Крон выводил что-то мелом на доске. Его длинные руки ловко двигались, и
вскоре на доске появилась солдатская будка, крыша которой представляла
толстую голову с огромным носом. Окончив работу, Крон изо всей силы
ударил кулаком по доске и тотчас же присел к кому-то из кадетов, делая
вид, что спрашивает у него урок. Храп оборвался. Все взоры обратились к
Богдану Ивановичу. Он медленно открыл глаза и, недоуменно оглянув зал,
вынул табакерку. Вдруг взгляд его упал на рисунок. Богдан Иванович
покраснел (он прекрасно знал, что кадеты называли его "Будкой").
Охватив руками голову, он медленно пошел к доске.
- Они мине жить не дают! Гонит со свет! - жаловался он про себя, стараясь стереть рисунок меловой тряпкой.
Не успел он вернуться на свое место, как Крон подошел к нему и спросил с невинным видом:
- Богдан Иванович, какая форма глагола будет "il avail ete"?
Богдан Иванович грозно вскинул на него серые глазки. [26]
- Ах ты больван! - гаркнул он своим зычным голосом, отвешивая в тоже
время изрядную затрещину Крону. - Я тебе покажет такой форма, что тебе
розга дают, те-те! Пошоль на место! Я не хочет на тебя даже плюнить! -
И, обведя уничтожающим взглядом воспитанников, Богдан Иванович
погрузился в чтение.
Когда через некоторое время снова раздался его храп, мальчики уже окончательно захлопнули книги.
- Давайте в чехарду играть!
- Через табуреты прыгать!
- В казаки-разбойники!
Это была любимая игра кадетов.
Играющие разделились на две партии. Одни были казаками, другие - разбойниками. Сережа попал в разбойники.

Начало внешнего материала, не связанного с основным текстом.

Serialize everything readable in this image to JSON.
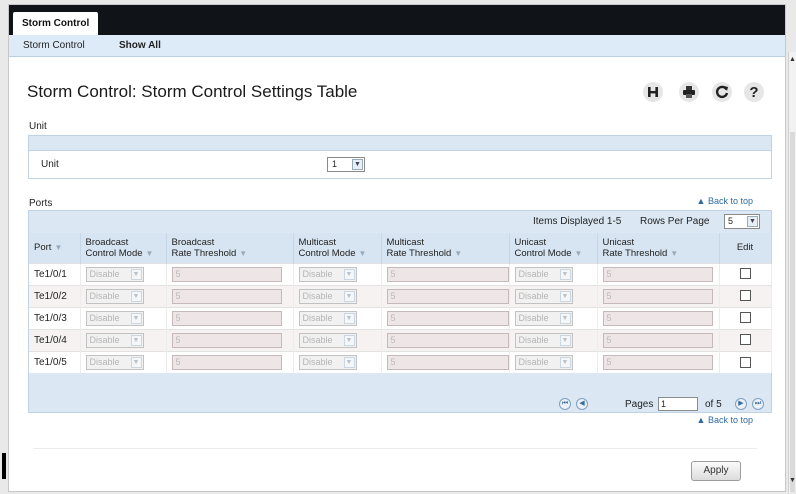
{
  "top_tab": "Storm Control",
  "subnav": {
    "items": [
      "Storm Control",
      "Show All"
    ]
  },
  "page_title": "Storm Control: Storm Control Settings Table",
  "icons": [
    "save-icon",
    "print-icon",
    "refresh-icon",
    "help-icon"
  ],
  "unit_section": {
    "label": "Unit",
    "row_label": "Unit",
    "selected": "1"
  },
  "ports_section": {
    "label": "Ports",
    "back_to_top": "Back to top",
    "items_displayed": "Items Displayed 1-5",
    "rows_per_page_label": "Rows Per Page",
    "rows_per_page": "5",
    "columns": {
      "port": "Port",
      "bc_mode": [
        "Broadcast",
        "Control Mode"
      ],
      "bc_rate": [
        "Broadcast",
        "Rate Threshold"
      ],
      "mc_mode": [
        "Multicast",
        "Control Mode"
      ],
      "mc_rate": [
        "Multicast",
        "Rate Threshold"
      ],
      "uc_mode": [
        "Unicast",
        "Control Mode"
      ],
      "uc_rate": [
        "Unicast",
        "Rate Threshold"
      ],
      "edit": "Edit"
    },
    "rows": [
      {
        "port": "Te1/0/1",
        "bc_mode": "Disable",
        "bc_rate": "5",
        "mc_mode": "Disable",
        "mc_rate": "5",
        "uc_mode": "Disable",
        "uc_rate": "5",
        "edit": false
      },
      {
        "port": "Te1/0/2",
        "bc_mode": "Disable",
        "bc_rate": "5",
        "mc_mode": "Disable",
        "mc_rate": "5",
        "uc_mode": "Disable",
        "uc_rate": "5",
        "edit": false
      },
      {
        "port": "Te1/0/3",
        "bc_mode": "Disable",
        "bc_rate": "5",
        "mc_mode": "Disable",
        "mc_rate": "5",
        "uc_mode": "Disable",
        "uc_rate": "5",
        "edit": false
      },
      {
        "port": "Te1/0/4",
        "bc_mode": "Disable",
        "bc_rate": "5",
        "mc_mode": "Disable",
        "mc_rate": "5",
        "uc_mode": "Disable",
        "uc_rate": "5",
        "edit": false
      },
      {
        "port": "Te1/0/5",
        "bc_mode": "Disable",
        "bc_rate": "5",
        "mc_mode": "Disable",
        "mc_rate": "5",
        "uc_mode": "Disable",
        "uc_rate": "5",
        "edit": false
      }
    ],
    "pager": {
      "pages_label": "Pages",
      "current_page": "1",
      "of_text": "of 5"
    }
  },
  "bottom_back_to_top": "Back to top",
  "apply_label": "Apply",
  "colors": {
    "tabbar": "#101418",
    "subnav": "#dcebf7",
    "table_header": "#d6e5f1",
    "link": "#2d6aa3"
  }
}
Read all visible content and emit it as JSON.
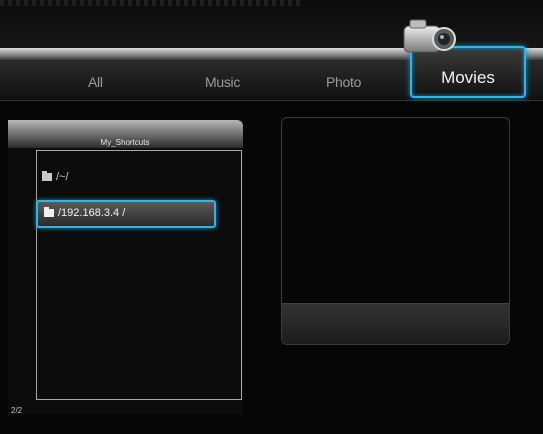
{
  "tabs": {
    "all": "All",
    "music": "Music",
    "photo": "Photo",
    "movies": "Movies"
  },
  "shortcuts": {
    "title": "My_Shortcuts",
    "items": [
      {
        "label": "/~/",
        "icon": "folder-icon",
        "selected": false
      },
      {
        "label": "/192.168.3.4 /",
        "icon": "folder-icon",
        "selected": true
      }
    ],
    "page_indicator": "2/2"
  },
  "colors": {
    "highlight": "#29b6e8",
    "background": "#060606"
  },
  "icons": {
    "active_tab": "video-camera-icon"
  }
}
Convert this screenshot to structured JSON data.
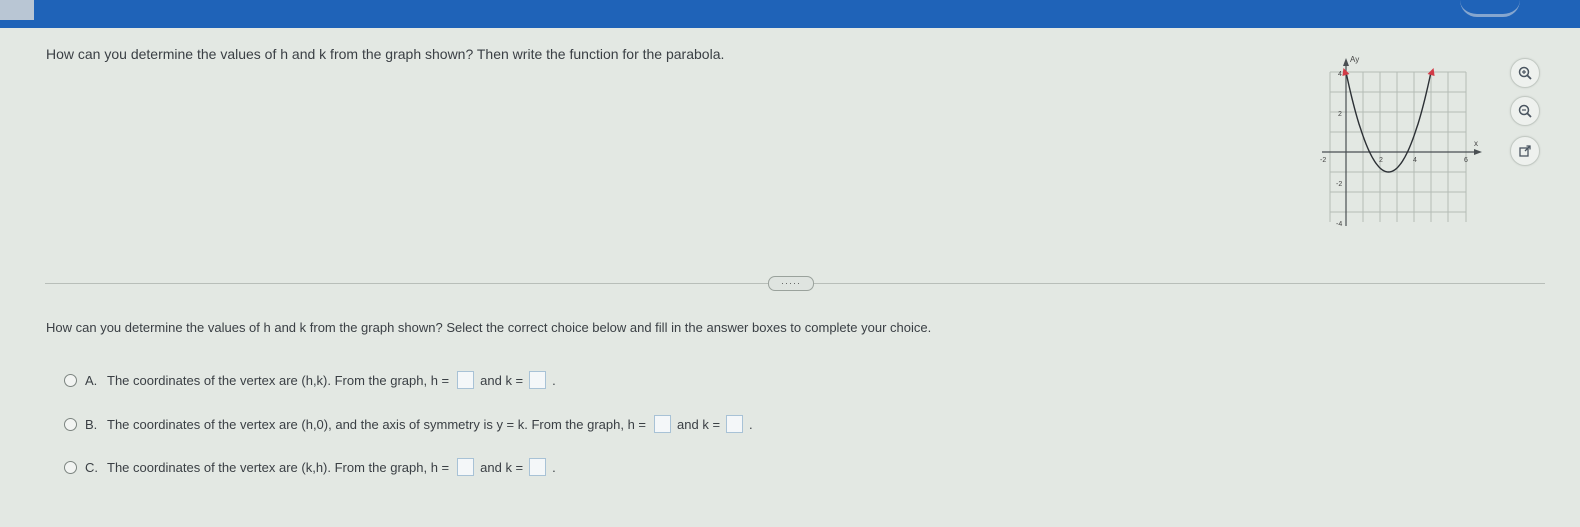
{
  "question": "How can you determine the values of h and k from the graph shown? Then write the function for the parabola.",
  "prompt": "How can you determine the values of h and k from the graph shown? Select the correct choice below and fill in the answer boxes to complete your choice.",
  "more_label": "·····",
  "graph": {
    "y_axis_label": "Ay",
    "x_axis_label": "x",
    "ticks": {
      "y_top": "4",
      "y_2": "2",
      "x_neg2": "-2",
      "x_2": "2",
      "x_4": "4",
      "x_6": "6",
      "y_neg2": "-2",
      "y_neg4": "-4"
    },
    "xlim": [
      -2,
      8
    ],
    "ylim": [
      -4,
      5
    ],
    "parabola": {
      "vertex": [
        5,
        -2
      ],
      "a": 0.4
    }
  },
  "tools": [
    "zoom-in-icon",
    "zoom-out-icon",
    "popout-icon"
  ],
  "choices": [
    {
      "letter": "A.",
      "text1": "The coordinates of the vertex are (h,k). From the graph, h =",
      "mid": "and k =",
      "end": "."
    },
    {
      "letter": "B.",
      "text1": "The coordinates of the vertex are (h,0), and the axis of symmetry is y = k. From the graph, h =",
      "mid": "and k =",
      "end": "."
    },
    {
      "letter": "C.",
      "text1": "The coordinates of the vertex are (k,h). From the graph, h =",
      "mid": "and k =",
      "end": "."
    }
  ]
}
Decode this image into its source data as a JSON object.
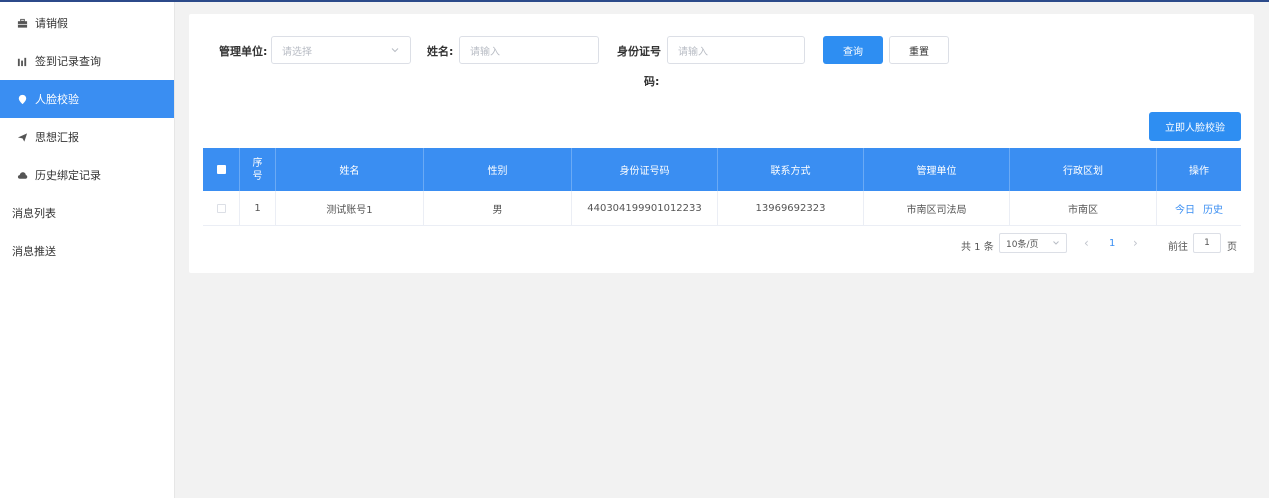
{
  "sidebar": {
    "items": [
      {
        "label": "请销假",
        "icon": "briefcase-icon"
      },
      {
        "label": "签到记录查询",
        "icon": "bar-chart-icon"
      },
      {
        "label": "人脸校验",
        "icon": "location-pin-icon",
        "active": true
      },
      {
        "label": "思想汇报",
        "icon": "send-icon"
      },
      {
        "label": "历史绑定记录",
        "icon": "cloud-icon"
      },
      {
        "label": "消息列表"
      },
      {
        "label": "消息推送"
      }
    ]
  },
  "filters": {
    "unit_label": "管理单位:",
    "unit_placeholder": "请选择",
    "name_label": "姓名:",
    "name_placeholder": "请输入",
    "id_label_line1": "身份证号",
    "id_label_line2": "码:",
    "id_placeholder": "请输入",
    "query_button": "查询",
    "reset_button": "重置"
  },
  "action": {
    "face_verify_button": "立即人脸校验"
  },
  "table": {
    "headers": {
      "index_line1": "序",
      "index_line2": "号",
      "name": "姓名",
      "gender": "性别",
      "id_number": "身份证号码",
      "contact": "联系方式",
      "unit": "管理单位",
      "district": "行政区划",
      "operation": "操作"
    },
    "rows": [
      {
        "index": "1",
        "name": "测试账号1",
        "gender": "男",
        "id_number": "440304199901012233",
        "contact": "13969692323",
        "unit": "市南区司法局",
        "district": "市南区",
        "op_today": "今日",
        "op_history": "历史"
      }
    ]
  },
  "pagination": {
    "total": "共 1 条",
    "page_size": "10条/页",
    "prev": "‹",
    "current_page": "1",
    "next": "›",
    "goto_label": "前往",
    "goto_value": "1",
    "page_suffix": "页"
  },
  "colors": {
    "primary": "#3a8ef2",
    "table_header": "#3a8ef2"
  }
}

Атаманом был выбран Андрей Крон.
- Прячься, ребята! - не теряя времени, скомандовал атаман. Разбойники
рассыпались в разные стороны. Одни прятались тут же в зале, другие
побежали в спальню, третьи - в коридор, рискуя встретить командира или
инспектора. Никому не хотелось попасться в руки казаков. Это было в
самом деле страшно: оставшиеся в зале казаки готовили орудия пытки для
своих врагов.
Главной целью их было - выведать имя атамана и поймать его. Каждого пленного они спрашивали:
- Кто атаман?
- Муха да комар! - по правилам игры должен был ответить разбойник.

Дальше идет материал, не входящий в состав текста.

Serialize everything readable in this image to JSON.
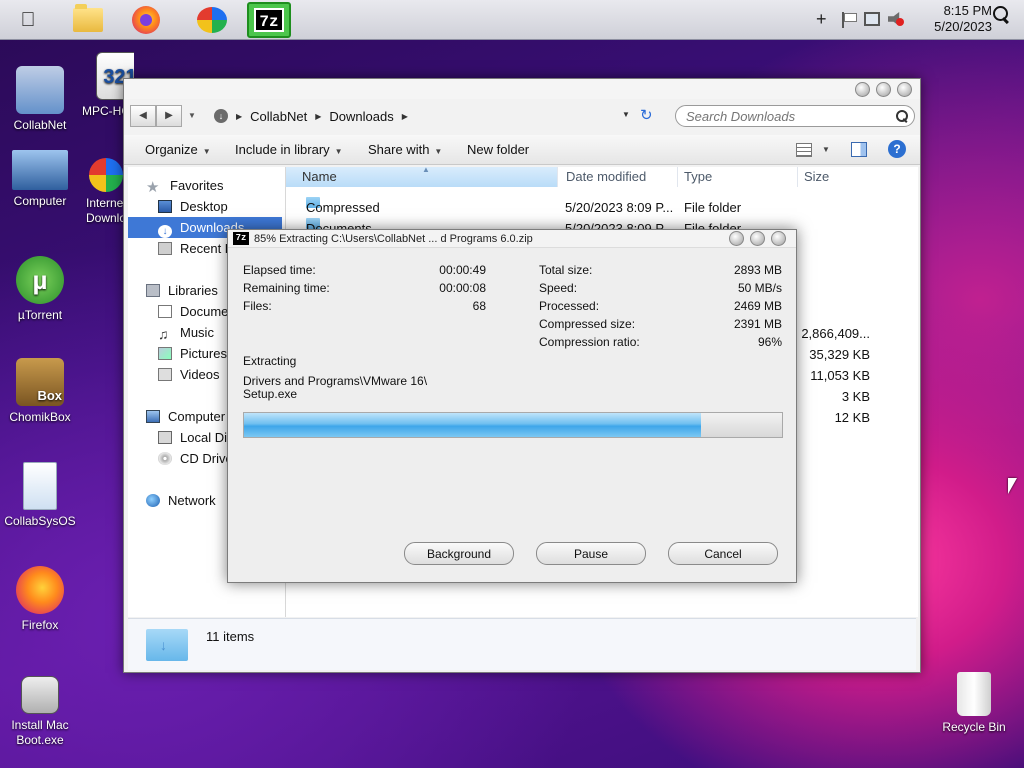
{
  "menubar": {
    "clock_time": "8:15 PM",
    "clock_date": "5/20/2023",
    "apps": [
      "file-explorer",
      "firefox",
      "internet-download-manager",
      "7-zip"
    ],
    "sevenzip_label": "7z",
    "plus_label": "+"
  },
  "desktop": {
    "icons": [
      {
        "label": "CollabNet"
      },
      {
        "label": "MPC-HC"
      },
      {
        "label": "Computer"
      },
      {
        "label": "Internet Download"
      },
      {
        "label": "µTorrent"
      },
      {
        "label": "ChomikBox"
      },
      {
        "label": "CollabSysOS"
      },
      {
        "label": "Firefox"
      },
      {
        "label": "Install Mac Boot.exe"
      },
      {
        "label": "Recycle Bin"
      }
    ],
    "box_overlay": "Box",
    "mpc_overlay": "321"
  },
  "explorer": {
    "breadcrumb": [
      "CollabNet",
      "Downloads"
    ],
    "search_placeholder": "Search Downloads",
    "toolbar": {
      "organize": "Organize",
      "include_in_library": "Include in library",
      "share_with": "Share with",
      "new_folder": "New folder"
    },
    "nav": {
      "favorites": "Favorites",
      "desktop": "Desktop",
      "downloads": "Downloads",
      "recent_places": "Recent Places",
      "libraries": "Libraries",
      "documents": "Documents",
      "music": "Music",
      "pictures": "Pictures",
      "videos": "Videos",
      "computer": "Computer",
      "local_disk": "Local Disk",
      "cd_drive": "CD Drive",
      "network": "Network"
    },
    "columns": {
      "name": "Name",
      "date_modified": "Date modified",
      "type": "Type",
      "size": "Size"
    },
    "files": [
      {
        "name": "Compressed",
        "date": "5/20/2023 8:09 P...",
        "type": "File folder",
        "size": ""
      },
      {
        "name": "Documents",
        "date": "5/20/2023 8:09 P...",
        "type": "File folder",
        "size": ""
      }
    ],
    "partial_sizes": [
      "2,866,409...",
      "35,329 KB",
      "11,053 KB",
      "3 KB",
      "12 KB"
    ],
    "status_items": "11 items"
  },
  "dialog": {
    "title": "85% Extracting C:\\Users\\CollabNet ... d Programs 6.0.zip",
    "icon_label": "7z",
    "elapsed_label": "Elapsed time:",
    "elapsed_value": "00:00:49",
    "remaining_label": "Remaining time:",
    "remaining_value": "00:00:08",
    "files_label": "Files:",
    "files_value": "68",
    "total_size_label": "Total size:",
    "total_size_value": "2893 MB",
    "speed_label": "Speed:",
    "speed_value": "50 MB/s",
    "processed_label": "Processed:",
    "processed_value": "2469 MB",
    "compressed_size_label": "Compressed size:",
    "compressed_size_value": "2391 MB",
    "ratio_label": "Compression ratio:",
    "ratio_value": "96%",
    "operation": "Extracting",
    "current_path_line1": "Drivers and Programs\\VMware 16\\",
    "current_path_line2": "Setup.exe",
    "progress_fraction": 0.85,
    "buttons": {
      "background": "Background",
      "pause": "Pause",
      "cancel": "Cancel"
    }
  }
}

Вот тут-то и начинались пытки. Несчастного били кулаками, жгутами,
заранее приготовленными, даже табуреты шли иногда в ход. Но разбойник
переносил побои терпеливо: он твердо помнил, что за измену товарищи
побьют его еще сильнее.
Сережа, назначенный разведчиком, храбрясь пробирался по коридору, когда
очень близко от него началась возня и звонкий голос крикнул:
- Ага, попался! Говори, собака, кто атаман?
- Муха да комар! - услышал Сережа нетвердый Митин голос. Он весь похолодел и, затаив дыхание, прижался к стене.

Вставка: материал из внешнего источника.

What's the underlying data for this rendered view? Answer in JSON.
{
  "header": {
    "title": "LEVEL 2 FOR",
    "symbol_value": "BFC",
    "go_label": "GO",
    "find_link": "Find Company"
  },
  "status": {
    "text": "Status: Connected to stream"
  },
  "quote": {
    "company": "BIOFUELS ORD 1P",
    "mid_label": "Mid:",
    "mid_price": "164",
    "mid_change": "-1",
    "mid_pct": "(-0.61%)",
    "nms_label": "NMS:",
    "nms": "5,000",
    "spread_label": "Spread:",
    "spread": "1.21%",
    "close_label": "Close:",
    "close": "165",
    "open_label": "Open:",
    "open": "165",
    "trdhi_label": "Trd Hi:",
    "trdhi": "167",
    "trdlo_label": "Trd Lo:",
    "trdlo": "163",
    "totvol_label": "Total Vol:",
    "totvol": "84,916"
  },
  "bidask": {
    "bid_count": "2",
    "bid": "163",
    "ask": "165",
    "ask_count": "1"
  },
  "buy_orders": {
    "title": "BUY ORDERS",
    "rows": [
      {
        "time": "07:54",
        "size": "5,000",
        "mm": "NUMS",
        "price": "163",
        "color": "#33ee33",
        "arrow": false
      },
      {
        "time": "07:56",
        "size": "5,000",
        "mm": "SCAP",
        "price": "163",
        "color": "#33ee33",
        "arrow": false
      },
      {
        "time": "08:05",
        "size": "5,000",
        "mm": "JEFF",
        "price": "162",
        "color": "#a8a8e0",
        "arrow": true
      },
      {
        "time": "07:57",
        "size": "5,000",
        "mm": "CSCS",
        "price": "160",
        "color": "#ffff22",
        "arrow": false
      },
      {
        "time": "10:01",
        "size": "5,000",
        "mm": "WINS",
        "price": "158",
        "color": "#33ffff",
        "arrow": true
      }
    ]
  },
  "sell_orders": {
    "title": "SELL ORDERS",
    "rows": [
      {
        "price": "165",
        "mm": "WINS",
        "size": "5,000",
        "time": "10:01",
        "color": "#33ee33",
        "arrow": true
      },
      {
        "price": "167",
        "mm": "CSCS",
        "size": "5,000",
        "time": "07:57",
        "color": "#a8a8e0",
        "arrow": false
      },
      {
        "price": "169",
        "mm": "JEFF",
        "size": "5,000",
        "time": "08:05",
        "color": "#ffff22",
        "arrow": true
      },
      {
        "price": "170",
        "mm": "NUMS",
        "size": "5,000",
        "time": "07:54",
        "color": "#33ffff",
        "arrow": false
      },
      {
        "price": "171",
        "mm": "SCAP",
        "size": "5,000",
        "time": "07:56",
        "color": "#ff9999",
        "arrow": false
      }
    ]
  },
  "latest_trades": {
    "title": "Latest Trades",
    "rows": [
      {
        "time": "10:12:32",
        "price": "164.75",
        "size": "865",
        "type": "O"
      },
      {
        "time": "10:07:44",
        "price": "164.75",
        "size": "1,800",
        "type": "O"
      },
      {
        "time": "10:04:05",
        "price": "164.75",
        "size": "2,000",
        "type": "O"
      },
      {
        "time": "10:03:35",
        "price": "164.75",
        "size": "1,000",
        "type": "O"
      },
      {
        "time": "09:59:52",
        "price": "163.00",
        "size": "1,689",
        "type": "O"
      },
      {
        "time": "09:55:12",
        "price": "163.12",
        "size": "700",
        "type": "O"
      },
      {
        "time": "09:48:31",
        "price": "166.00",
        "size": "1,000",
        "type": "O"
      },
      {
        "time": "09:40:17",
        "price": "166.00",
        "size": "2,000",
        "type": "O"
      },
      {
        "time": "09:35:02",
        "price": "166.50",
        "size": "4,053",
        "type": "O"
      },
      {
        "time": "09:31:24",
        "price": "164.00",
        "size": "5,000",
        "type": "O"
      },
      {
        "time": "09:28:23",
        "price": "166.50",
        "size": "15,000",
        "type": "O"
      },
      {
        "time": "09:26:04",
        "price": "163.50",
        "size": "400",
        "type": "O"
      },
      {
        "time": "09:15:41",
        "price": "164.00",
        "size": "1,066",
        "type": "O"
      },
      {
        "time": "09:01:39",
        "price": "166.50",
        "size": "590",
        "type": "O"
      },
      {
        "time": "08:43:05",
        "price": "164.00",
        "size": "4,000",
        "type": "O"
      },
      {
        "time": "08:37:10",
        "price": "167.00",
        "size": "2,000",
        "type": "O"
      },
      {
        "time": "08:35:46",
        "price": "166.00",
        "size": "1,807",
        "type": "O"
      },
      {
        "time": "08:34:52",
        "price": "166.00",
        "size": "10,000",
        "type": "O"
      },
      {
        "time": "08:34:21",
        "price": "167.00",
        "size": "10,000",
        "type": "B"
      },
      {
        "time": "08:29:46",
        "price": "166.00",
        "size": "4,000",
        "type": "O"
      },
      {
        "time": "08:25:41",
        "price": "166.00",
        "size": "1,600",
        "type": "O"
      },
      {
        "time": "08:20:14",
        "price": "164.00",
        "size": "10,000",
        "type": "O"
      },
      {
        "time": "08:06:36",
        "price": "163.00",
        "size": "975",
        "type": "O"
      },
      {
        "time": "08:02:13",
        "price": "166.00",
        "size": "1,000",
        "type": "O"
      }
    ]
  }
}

Казаки уже переходили от допроса к пыткам.
"Боже мой, что делать, где Крон?" - спрашивал себя Сережа, боясь [27] в
то же время пошевельнуться, чтобы не обратить на себя внимание казаков.
Между тем в зале раздался громкий стук, и Сережа услышал знакомый голос:
- "То не соколы крылаты, чуя солнышка восход..." - Любимая песенка Крона звучала победным маршем.
У Сережи отлегло от сердца: сражение было выиграно. Стук означал, что
штаб противника в руках атамана, что разбойникам не надо больше
прятаться, а казаки не имели больше права мучить своих пленников и
должны были немедленно их отпустить.
Храп Богдана Ивановича звонко разливался по залу. Его не разбудил даже
стук атамана. Теперь уже кадеты знали, что Богдан Иванович проснется
только от барабанного боя.
Большинством голосов решено было играть в чехарду.
- Подходи по очереди, братцы! - скомандовал Крон, как будто он все еще
был атаманом. - Гвоздь или панихида? - спрашивал он каждого
подходившего и в зависимости от ответа отправлял одних направо, других
налево.
Сережина очередь приближалась. Сам не зная почему, он твердо решил выбрать "панихиду".
Но когда он подошел к Крону и только хотел раскрыть рот, Крон подмигнул
ему и, прошипев сквозь зубы: "Говори "гвоздь"!", отправил его направо.
Направо, как оказалось, были "всадники", налево - "лошади".
Десять человек стояли друг за другом, согнувшись, опираясь руками в колени, опустив головы.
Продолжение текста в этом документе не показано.